Na graduação e em tempos pandêmicos, diante do computador, em muitos momentos usamos slides (o que nos impede de ver outra coisa que não as imagens projetadas) para a socialização teórica (ou mesmo para exemplificar a relação entre teoria e prática), mas, sobretudo, para “prender” a atenção dos estudantes do outro lado na vida cibernética _ e sabe Deus de que lado estão de fato, visto que, presencialmente, nos iludimos com a ideia de que podemos melhor avaliar a atenção através da participação, dos comentários, mais ainda e sutilmente, seja entre os que pedem (ou tomam) a palavra (os que mais participam), seja entre os mais tímidos (caladinhos), através da dinâmica corporal, do olhar de cada um, enfim...

Nessas condições, cujos microfones e câmeras devem estar desligados a fim de otimizar o sistema, evitando travas na plataforma, devagar o cérebro vai tomando ciência de que não podemos visualizar ninguém, não podemos “controlar” a atenção de ninguém, pois, do outro lado, podem, se em casa, estar deitados no sofá assistindo TV, na cozinha preparando um lanche, na janela apreciando o movimento da rua, ou seja, “curtindo a vida numa boa”. Temos às vezes essa impressão porque, em geral, parece levar uma eternidade para responderem as provocações, como se tivessem que, antes, nadar um Atlântico inteirinho para se aproximar do aparelho e habilitar o microfone. Todavia, sejamos justos, podem também estar respondendo automaticamente, esquecendo-se então de que estamos interagindo de outro modo e em outra frequência: quantas vezes, em lives, falamos com o palestrante ou com o mediador sem habilitar primeiro o mecanismo de voz?

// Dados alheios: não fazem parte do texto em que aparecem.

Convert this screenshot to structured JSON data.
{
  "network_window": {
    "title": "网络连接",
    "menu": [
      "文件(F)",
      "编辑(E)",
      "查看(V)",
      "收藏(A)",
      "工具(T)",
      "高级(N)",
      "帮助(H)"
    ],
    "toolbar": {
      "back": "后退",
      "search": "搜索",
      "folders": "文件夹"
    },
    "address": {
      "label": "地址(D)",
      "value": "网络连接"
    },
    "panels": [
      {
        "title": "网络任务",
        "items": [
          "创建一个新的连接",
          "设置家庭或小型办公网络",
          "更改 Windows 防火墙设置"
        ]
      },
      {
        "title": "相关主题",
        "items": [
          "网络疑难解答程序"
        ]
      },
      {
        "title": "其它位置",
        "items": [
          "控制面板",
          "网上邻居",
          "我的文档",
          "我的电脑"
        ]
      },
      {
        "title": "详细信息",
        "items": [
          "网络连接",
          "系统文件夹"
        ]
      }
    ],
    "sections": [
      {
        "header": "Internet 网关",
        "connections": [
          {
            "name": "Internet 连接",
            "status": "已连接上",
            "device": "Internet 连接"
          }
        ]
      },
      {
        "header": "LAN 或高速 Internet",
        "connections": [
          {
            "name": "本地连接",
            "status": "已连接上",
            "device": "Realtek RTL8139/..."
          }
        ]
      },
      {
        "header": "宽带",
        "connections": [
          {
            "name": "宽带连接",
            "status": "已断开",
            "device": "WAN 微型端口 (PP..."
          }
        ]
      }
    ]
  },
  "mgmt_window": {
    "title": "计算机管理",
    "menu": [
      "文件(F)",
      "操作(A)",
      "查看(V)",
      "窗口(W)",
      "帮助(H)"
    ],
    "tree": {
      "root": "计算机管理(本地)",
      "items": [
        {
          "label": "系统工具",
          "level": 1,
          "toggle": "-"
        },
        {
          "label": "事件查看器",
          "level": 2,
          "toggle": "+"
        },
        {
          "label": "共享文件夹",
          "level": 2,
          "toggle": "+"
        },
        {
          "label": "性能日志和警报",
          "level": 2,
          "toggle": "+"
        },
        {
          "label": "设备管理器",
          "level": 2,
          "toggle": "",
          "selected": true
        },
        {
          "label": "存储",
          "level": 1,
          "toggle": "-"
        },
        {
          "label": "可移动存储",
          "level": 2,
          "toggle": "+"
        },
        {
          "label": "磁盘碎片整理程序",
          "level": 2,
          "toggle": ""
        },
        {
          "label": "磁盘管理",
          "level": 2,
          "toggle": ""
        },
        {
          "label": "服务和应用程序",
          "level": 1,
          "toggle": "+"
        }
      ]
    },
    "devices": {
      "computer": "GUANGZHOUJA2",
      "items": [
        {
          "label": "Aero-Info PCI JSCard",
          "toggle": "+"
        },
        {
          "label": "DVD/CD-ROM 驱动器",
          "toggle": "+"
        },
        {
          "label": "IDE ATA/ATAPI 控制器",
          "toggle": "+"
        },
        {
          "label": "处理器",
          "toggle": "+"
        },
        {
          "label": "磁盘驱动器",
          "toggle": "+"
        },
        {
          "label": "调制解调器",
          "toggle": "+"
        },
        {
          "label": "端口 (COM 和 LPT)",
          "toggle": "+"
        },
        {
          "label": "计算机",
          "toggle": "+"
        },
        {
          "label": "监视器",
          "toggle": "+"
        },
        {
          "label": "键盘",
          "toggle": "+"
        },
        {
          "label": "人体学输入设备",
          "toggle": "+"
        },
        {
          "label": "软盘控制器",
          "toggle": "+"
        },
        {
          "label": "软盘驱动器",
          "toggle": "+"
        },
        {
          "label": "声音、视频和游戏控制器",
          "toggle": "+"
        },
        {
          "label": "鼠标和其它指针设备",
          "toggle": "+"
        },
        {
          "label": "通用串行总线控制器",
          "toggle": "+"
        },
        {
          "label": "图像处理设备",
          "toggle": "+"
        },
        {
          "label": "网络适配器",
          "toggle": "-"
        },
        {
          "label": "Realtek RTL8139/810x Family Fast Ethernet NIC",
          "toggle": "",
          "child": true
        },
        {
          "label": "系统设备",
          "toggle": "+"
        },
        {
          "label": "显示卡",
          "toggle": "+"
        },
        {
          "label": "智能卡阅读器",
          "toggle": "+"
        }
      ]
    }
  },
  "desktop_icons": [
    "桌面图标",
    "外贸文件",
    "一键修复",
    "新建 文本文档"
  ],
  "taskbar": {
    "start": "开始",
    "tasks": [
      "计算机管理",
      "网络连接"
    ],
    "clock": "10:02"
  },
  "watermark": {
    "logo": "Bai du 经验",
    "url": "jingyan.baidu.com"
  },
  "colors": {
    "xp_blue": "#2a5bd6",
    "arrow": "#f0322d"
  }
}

Ora esquecendo, ora percebendo isso, e não conhecendo os estudantes, já que era turma nova e só tivemos dois encontros presenciais antes do isolamento, escolhi o representante da turma para fazer a mediação entre mim e os demais (aos quais interpelava somente pelo pronome indefinido “alguém”), decorando seu nome a fim de não me perder na administração (ou na tentativa) para manter (nessa nova modalidade de enfrentamento pedagógico) as aulas dialogadas: é que o cérebro, ah, o cérebro, o nosso cérebro... bem, o meu cérebro, especialmente no pós-covid19, teve a estrutura abalada, a qual, se for mole, ficou mais mole ainda, como se tivessem nele injetado uma boa dose de patetol. É, parece idiotice inaceitável, mas em alguma brecha infeccionada de minha rosada massa gelatinosa instalou-se a ideia de que o representante de turma tinha agora em mãos o poder que perdi nessa transferência dramática de espaço pedagógico.

Era minha extensão, na insistente percepção equivocada da qual meu cérebro, empacado, não desapegava: no isolamento, a tecnologia afetava apenas a mim, pois o representante de turma, estando na mesma sala virtual com os demais (eu cá e eles lá), estava investido do poder de observação e de controle (que perdi) sobre seus colegas _ Ops! Na esfera universitária, em especial, não se pode falar em controle e poder (reais ou fictícios) impunemente, já que, quanto mais os identificamos e os criticamos, mais os alimentamos em nós e nos outros, objetos de desejo para o bem, para o mal, para o hibridismo, para todas as nossas vontades e práticas complexas.

Balançada de meu transe educacional-filosófico, caí das nuvens digitais para os muros das interações acadêmicas corriqueiras, pela reclamação de um dos estudantes que, magoado, requereu (e com ameaças) “o direito” de ter seu nome também pronunciado durante as aulas na rede.